Dr. Vida  Chenoweth


Dr. Vida Chenoweth was born in Enid, Oklahoma, in 1928, one of twins. She passed away December 14, 2018.
Vera and Vida were known as "the Chenoweth twins." Having graduated from Enid High School in 1947, the girls entered William Woods College for Girls, now William Woods University, in Fulton, Missouri. Vera was President of the Junior Class and the next year was voted Popularity Queen. Vida was president of two honor societies and Vice-President of the student government.
Both girls were attracted to the equestrian program, and Vera was a member of the esteemed Paddock Club. From 1952 and continuing, The Vera Chenoweth trophy has been a coveted prize at William Woods, awarded to the most outstanding rider of the year.
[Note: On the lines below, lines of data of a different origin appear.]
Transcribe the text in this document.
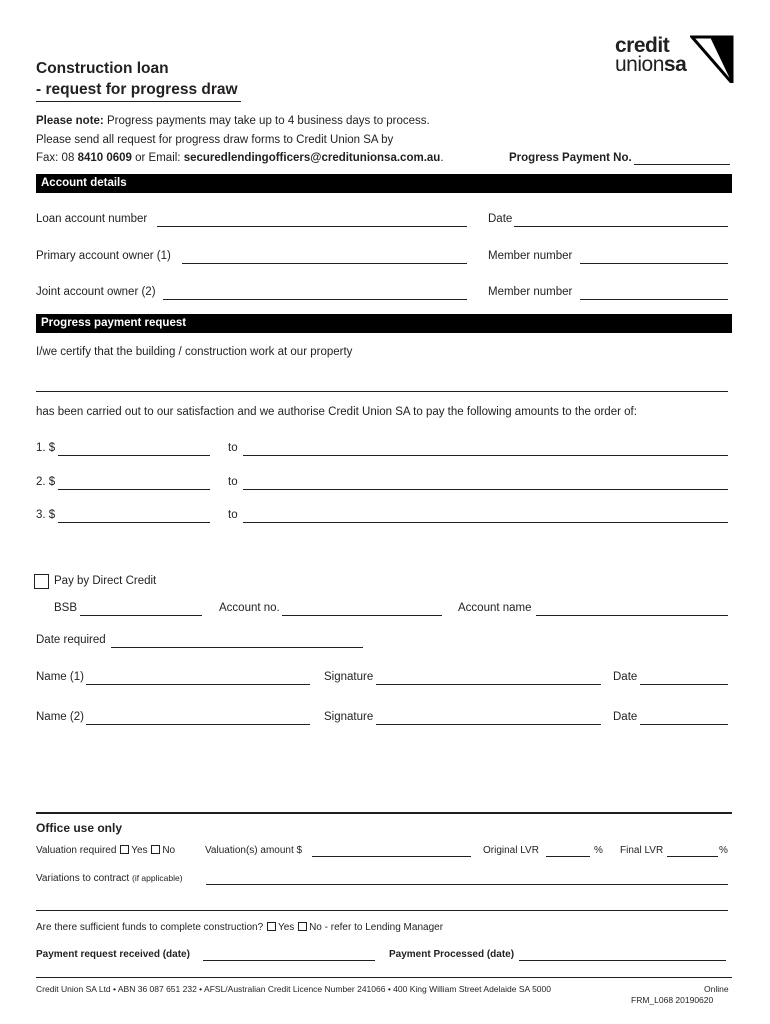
Construction loan
- request for progress draw
credit
unionsa
Please note: Progress payments may take up to 4 business days to process.
Please send all request for progress draw forms to Credit Union SA by
Fax: 08 8410 0609 or Email: securedlendingofficers@creditunionsa.com.au.	Progress Payment No.
Account details
Loan account number	Date
Primary account owner (1)	Member number
Joint account owner (2)	Member number
Progress payment request
I/we certify that the building / construction work at our property
has been carried out to our satisfaction and we authorise Credit Union SA to pay the following amounts to the order of:
1. $	to
2. $	to
3. $	to
Pay by Direct Credit
BSB	Account no.	Account name
Date required
Name (1)	Signature	Date
Name (2)	Signature	Date
Office use only
Valuation required Yes No	Valuation(s) amount $	Original LVR	% Final LVR	%
Variations to contract (if applicable)
Are there sufficient funds to complete construction? Yes No - refer to Lending Manager
Payment request received (date)	Payment Processed (date)
Credit Union SA Ltd • ABN 36 087 651 232 • AFSL/Australian Credit Licence Number 241066 • 400 King William Street Adelaide SA 5000	Online
FRM_L068 20190620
It was first presented by Vida as a memorial to her twin in 1952 after Vera died during heart surgery in Chicago. Just a year later, Vida had the same operation at Harvard Medical School.
Their two brothers, William Austin and Robert Louis Chenoweth, died in 2002 and 2003, respectively. Their distinguished parents Louis A. Chenoweth (of Chenoweth & Green Music Co.) and wife Velma Warrick Chenoweth died in 1986 and 1993.
At the age of 13, Oklahoma native Vida Chenoweth turned from the piano to the marimba when her finger became infected. Her debut held in Fullerton Hall at the Chicago Art Institute was the first recital of works composed specifically for marimba. In her 1962 recital in New York, critics acclaimed her as having lifted the marimba to concert level. World tours included every continent. She was the first marimbist invited to play in Carnegie Hall and issued the first recording of works for the marimba. In the midst of her meteoric career, another accident to her hand caused a change of career, that of becoming a Wycliffe Bible Translator and eventually developing a theory of deciphering unwritten music systems through techniques learned from linguistics. She pioneered the effort to cultivate indigenous hymns among preliterate peoples rather than to introduce Western music. In 1977, as Professor of Ethnomusicology at Wheaton College, IL, she taught from her own ethnic music theories, which led to the first Bachelor of Music degree ever offered in Ethnomusicology. She involved interns in worldwide research, and her 900+ field recordings, along with their meticulous documentation, are housed as The Chenoweth Collection in The Library of Congress.
Her scholastic achievements include an Associate in Arts degree from William Woods College, a Bachelor of Music degree with double majors from Northwestern University, Evanston, IL, a Master of Music with double majors from The American Conservatory of Music, Chicago, and a PH.D. from the University of Auckland, New Zealand, which embraced three disciplines: music, anthropology and linguistics. She is a Fulbright scholar, a member of the Oklahoma Hall of Fame (1985) and the Percussive Arts Society Hall of Fame (1994).
In 2001, Dr. Chenoweth was recognized as one of the 2,000 "Outstanding Musicians of the 20th Century."
Surviving are niece LeeAnne Lawson (Chenoweth) and husband Richard, cousins Phil and Dixie McKinney and many other cousins.
Memorial service will be on February 16, 2019, at 1:00 p.m. at Symphony Hall, 301 W. Broadway, Enid, OK.
Arrangements are under the direction of Anderson-Burris.